We were still picking away at the crisp vegetables and dredging them through the dips when our pizza arrived. With its thin spelt crust coated in splotches of red sauce, the thing was fully-loaded with roasted red bell pepper, spinach, marinated portabello mushrooms, artichokes, (what I think was tamari) marinated tofu and was covered with dollops of the most incredibly tangy tofu-garlic sauce. I suspect there was some sort of cashew and lemon thing going on with that sauce. I should have asked. We decided then and there that it was quite possibly the best pizza either of us had ever had. I've been a pizza-addict for many, many years and due to the lack of vegan options in my city and my general dissatisfaction with vegan frozen pizzas in terms of taste, topping amount and price, I've made my own pizza -- with homemade pizza crust or with large pita bread -- for years. This pizza was simply awesome. It was incredibly rich and my greatest regret is that I did not have a camera on-hand to photograph it before we devoured it. It's definitely too much for one person to handle in one sitting, we agreed. When next I return to Halifax, it will be a priority for me. I would travel to Halifax again, just to enjoy this pizza. By the time we were done and the waitress tried to entice us with dessert options, we realized fairly quickly that anything over and above that pizza would have been uncomfortably excessive. We paid the bill and left, still discussing the awesomeness of the pizza, even as we agreed that we were both more than full and sort of in need of naps to compensate.
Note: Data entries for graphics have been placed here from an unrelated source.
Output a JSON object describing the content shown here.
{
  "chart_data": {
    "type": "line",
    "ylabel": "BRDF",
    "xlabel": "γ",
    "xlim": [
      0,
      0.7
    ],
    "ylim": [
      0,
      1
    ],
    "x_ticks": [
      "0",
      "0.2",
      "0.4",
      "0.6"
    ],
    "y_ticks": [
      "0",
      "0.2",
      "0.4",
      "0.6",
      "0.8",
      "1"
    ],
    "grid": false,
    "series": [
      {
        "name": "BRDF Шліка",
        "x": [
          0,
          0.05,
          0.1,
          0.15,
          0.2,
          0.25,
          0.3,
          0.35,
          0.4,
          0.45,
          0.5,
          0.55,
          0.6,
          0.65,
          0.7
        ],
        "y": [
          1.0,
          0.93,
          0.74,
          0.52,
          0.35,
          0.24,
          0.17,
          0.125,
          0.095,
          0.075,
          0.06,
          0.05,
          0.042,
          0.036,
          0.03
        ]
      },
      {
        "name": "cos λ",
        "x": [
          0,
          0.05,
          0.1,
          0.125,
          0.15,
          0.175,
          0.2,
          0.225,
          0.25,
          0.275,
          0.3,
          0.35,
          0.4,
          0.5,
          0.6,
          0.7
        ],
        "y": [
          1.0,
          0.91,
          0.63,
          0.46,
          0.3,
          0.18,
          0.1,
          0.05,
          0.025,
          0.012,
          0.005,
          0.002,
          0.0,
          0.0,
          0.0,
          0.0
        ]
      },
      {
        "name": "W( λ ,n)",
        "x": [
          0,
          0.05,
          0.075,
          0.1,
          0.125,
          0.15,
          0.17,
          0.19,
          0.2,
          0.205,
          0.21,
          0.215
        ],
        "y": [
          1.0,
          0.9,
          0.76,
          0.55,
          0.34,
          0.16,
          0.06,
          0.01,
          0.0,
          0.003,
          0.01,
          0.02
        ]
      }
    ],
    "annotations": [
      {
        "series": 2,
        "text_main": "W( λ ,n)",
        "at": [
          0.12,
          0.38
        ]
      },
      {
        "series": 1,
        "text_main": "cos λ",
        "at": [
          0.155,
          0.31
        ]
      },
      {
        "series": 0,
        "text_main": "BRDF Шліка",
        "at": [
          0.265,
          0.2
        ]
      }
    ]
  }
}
I didn't get a chance to return to Heartwood for a meal, but did take advantage of a jaunt into Halifax later that week to swing by to taste-test their supposedly infamous Chocolate Peanut Butter Cheesecake. The photos in this post were all taken on that day, incidentally, which was a Wednesday afternoon just after 3 pm. (When my host Mike and I had popped in on the previous Saturday afternoon, the restaurant had been full. When I walked in on Wednesday, a couple of the booths were occupied and several customers came and left with takeout orders. There did end up being a lull, which left me happily snapping away for a while, thus the photos.) The cheesecake was priced at $7.25 a slice. I ordered some, along with the coffee I'd loved so much on the previous visit. My first few bites of the cheesecake were disappointing. It was creamy-rich, but the chocolate-y taste reminded me of that sort of half-hearted result you get with carob or with cheap frosting. It was really sweet, but not fulfilling. The coffee, however, complemented that well, and as I picked away at the slice and got closer to its heel, the peanut butter kicked in and was just super. I sat there munching and sipping away, watching passersby on Quinpool while old 1920s jazz played quietly, really loving being there. And hell, it looked lovely before I tore into it.

Would I get it again? Likely not. I've since been told by Haligonian vegans that The Wooden Monkey (another vegan-friendly but non-vegan restaurant) is the place to go for mind-blowing vegan cheesecake in Halifax. I will, however, definitely revisit Heartwood when I hit Halifax again, if only to allow myself to taste that incredible vegan pizza again and to actually branch out a bit and try a few other entrees on their menu. I did end up visiting The Wooden Monkey later that evening, but it was cheesecake-free and that story's best left for another post.